Fritz the Cat Movies

Fritz the Cat (film)

Fritz the Cat is a 1972 animated film written and directed by Ralph Bakshi. Based on the comic books by Robert Crumb, the film was the first animated feature film to receive an X rating in the United States.
Shlock producer Steve Krantz saw potential in Bakshi's vision for animated films specifically for adults. Having sold Krantz the production and distribution for what was to become the 1973 Bakshi feature, Heavy Traffic, Krantz told Bakshi to make a film adapted from another author's work before moving on to his original work. Bakshi agreed, and the two searched for the perfect project, eventually settling on Robert Crumb's anthropomorphic 1960s comic book Fritz the Cat, a character Crumb partially based on himself.

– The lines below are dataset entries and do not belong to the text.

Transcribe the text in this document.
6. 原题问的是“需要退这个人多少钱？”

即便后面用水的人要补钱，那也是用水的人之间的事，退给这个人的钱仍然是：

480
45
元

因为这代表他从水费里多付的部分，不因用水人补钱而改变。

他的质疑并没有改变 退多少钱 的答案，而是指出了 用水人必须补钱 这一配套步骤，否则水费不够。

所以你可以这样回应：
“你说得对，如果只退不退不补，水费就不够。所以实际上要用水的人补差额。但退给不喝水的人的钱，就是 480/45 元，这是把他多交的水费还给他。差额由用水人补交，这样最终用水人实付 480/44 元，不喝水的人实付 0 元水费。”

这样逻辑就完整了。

Crumb saw the film as a perfect opportunity to immortalize his name in film history, and agreed to give Bakshi and Krantz the film rights to the character, thinking that the film would be promoted as "an R. Crumb film." Unfortunately for Crumb, this was not to be the case. Bakshi took to adapting Robert Crumb's comics the way he did to writing his own screenplays. Bakshi injected the film with various satiric points that had not been in the original comics the film was based on, made the sexual scenes more graphic, and added a heavy dose of violence that would soon become a trademark for Bakshi's later films.